BCE, Inc. Saga Nearing its End

Last week, BCE, Inc. finally put the “For Sale” sign in its window. At the moment, there are two serious bidding groups at the table, both interested in privatizing Canada’s biggest telecom company. The way things look right now, aside from a few speculators, overall Canada only stands to lose from BCE going private.

For starters, Canadian investors are to lose yet another major bellwether stock from the S&P 500/TSX Composite. I have written about it before, but the list is getting uncomfortably longer and longer, threatening to completely marginalize the benchmark.

Then there are Canadian consumers. If BCE, Inc. goes private, it will be through a leveraged buyout. That would mean less money for technological improvements and most of it for servicing Bell Canada’s enormous debt burden. That would also mean that most of the costs would be passed on to consumers through increased prices.
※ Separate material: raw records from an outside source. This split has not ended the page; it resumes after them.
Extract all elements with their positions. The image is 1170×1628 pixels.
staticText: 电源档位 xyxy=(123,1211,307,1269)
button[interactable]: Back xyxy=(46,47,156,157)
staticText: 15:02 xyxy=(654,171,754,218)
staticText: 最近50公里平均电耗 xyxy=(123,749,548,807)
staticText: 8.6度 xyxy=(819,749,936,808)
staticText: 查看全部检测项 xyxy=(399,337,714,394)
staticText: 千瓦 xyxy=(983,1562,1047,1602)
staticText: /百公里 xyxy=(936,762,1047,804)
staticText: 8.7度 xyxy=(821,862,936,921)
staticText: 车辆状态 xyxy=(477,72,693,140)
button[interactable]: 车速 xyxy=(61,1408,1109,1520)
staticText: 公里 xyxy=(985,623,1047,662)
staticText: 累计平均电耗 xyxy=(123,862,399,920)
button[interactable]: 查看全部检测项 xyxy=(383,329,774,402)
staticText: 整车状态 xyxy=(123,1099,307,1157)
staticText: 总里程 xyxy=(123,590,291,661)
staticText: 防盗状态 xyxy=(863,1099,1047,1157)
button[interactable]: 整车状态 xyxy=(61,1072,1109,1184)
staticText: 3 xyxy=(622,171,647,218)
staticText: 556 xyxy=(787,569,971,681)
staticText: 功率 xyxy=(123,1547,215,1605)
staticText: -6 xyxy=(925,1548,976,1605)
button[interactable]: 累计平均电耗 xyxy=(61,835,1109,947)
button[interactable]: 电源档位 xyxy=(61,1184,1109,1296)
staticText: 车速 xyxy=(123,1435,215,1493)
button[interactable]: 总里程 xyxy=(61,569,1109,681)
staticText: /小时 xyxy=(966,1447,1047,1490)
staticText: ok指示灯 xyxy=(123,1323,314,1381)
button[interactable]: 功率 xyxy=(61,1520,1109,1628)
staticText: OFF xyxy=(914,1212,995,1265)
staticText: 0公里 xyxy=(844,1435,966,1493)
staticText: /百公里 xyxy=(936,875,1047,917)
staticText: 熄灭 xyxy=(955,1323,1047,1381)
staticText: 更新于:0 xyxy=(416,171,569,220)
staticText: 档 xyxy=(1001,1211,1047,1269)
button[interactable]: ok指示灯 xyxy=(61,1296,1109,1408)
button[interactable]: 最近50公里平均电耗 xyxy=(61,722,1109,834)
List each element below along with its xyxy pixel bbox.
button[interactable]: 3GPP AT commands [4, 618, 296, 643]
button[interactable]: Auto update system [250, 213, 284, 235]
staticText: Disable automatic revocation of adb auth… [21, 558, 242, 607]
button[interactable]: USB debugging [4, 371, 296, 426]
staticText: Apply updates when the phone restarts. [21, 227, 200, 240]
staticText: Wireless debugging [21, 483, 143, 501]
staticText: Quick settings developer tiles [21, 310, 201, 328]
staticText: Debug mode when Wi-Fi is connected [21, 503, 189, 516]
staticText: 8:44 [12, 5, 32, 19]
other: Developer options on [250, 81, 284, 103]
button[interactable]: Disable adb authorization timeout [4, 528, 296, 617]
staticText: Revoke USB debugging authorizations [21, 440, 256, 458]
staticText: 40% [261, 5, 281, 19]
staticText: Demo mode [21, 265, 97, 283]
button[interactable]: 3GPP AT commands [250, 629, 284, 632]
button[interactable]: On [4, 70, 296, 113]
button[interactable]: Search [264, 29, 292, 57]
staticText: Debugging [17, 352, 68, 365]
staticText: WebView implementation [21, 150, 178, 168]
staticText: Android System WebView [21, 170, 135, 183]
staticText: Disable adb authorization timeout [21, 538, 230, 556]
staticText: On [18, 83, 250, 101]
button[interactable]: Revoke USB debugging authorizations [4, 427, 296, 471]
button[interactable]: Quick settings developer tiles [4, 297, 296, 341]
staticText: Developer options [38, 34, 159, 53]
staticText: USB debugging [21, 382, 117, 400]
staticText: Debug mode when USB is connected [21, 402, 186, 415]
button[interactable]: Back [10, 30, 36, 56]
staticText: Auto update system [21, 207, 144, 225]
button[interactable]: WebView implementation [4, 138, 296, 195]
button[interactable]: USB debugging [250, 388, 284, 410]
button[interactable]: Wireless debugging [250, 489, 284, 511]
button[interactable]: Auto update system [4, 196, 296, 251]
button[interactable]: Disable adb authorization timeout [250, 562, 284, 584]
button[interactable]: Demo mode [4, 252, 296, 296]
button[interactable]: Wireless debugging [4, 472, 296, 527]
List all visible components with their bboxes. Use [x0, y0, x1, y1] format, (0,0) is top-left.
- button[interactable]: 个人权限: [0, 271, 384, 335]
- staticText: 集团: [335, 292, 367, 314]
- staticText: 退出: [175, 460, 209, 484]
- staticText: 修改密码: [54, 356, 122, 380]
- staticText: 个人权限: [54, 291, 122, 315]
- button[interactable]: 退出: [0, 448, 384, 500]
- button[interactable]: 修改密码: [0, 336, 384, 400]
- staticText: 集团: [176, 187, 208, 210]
Note that BCE currently appears to be trapped between a rock and a hard place, carrying about $11.36 billion in debt, which is offset with a nearly insignificant $513.61 million in cash.

Finally, let’s not forget about Ottawa and the loss of tax revenues from BCE. If and when the company goes private, Ottawa stands to lose a big chunk of change. Although, I have to say, Ottawa sort of deserves it. When federal finance minister Jim Flaherty pulled the Halloween income trust “trick or treat,” BCE, Inc. was one of the most directly impacted corporations. It could be argued that not being able to convert into an income trust may just as well have served as a death sentence for the company.

So now, the only thing left for Michael Sabia, BCE’s CEO, to do is to try to negotiate the best price. One group is suggesting a buyout price between $40.00 and $42.00, while the other is offering between $28.00 and $40.00. The fourth variable in the equation is Ontario Teachers Pension Plan, which may be interested in a bid of its own. So, the best Sabia can do is to pit the bidders against one another in a price war and score a decent price for the stock.

Investors should consider BCE’s recent market performance a supernova surge just before the dying star expires. If you are a current shareholder, you should wait for the merger talks to conclude and tender your shares back to whoever ends up buying the company. By the looks of it, you could end up with a tender price of $40.00 or better. If you are a speculator, consider a short- term trade, provided you can get an entry price in the lower $30.00 range.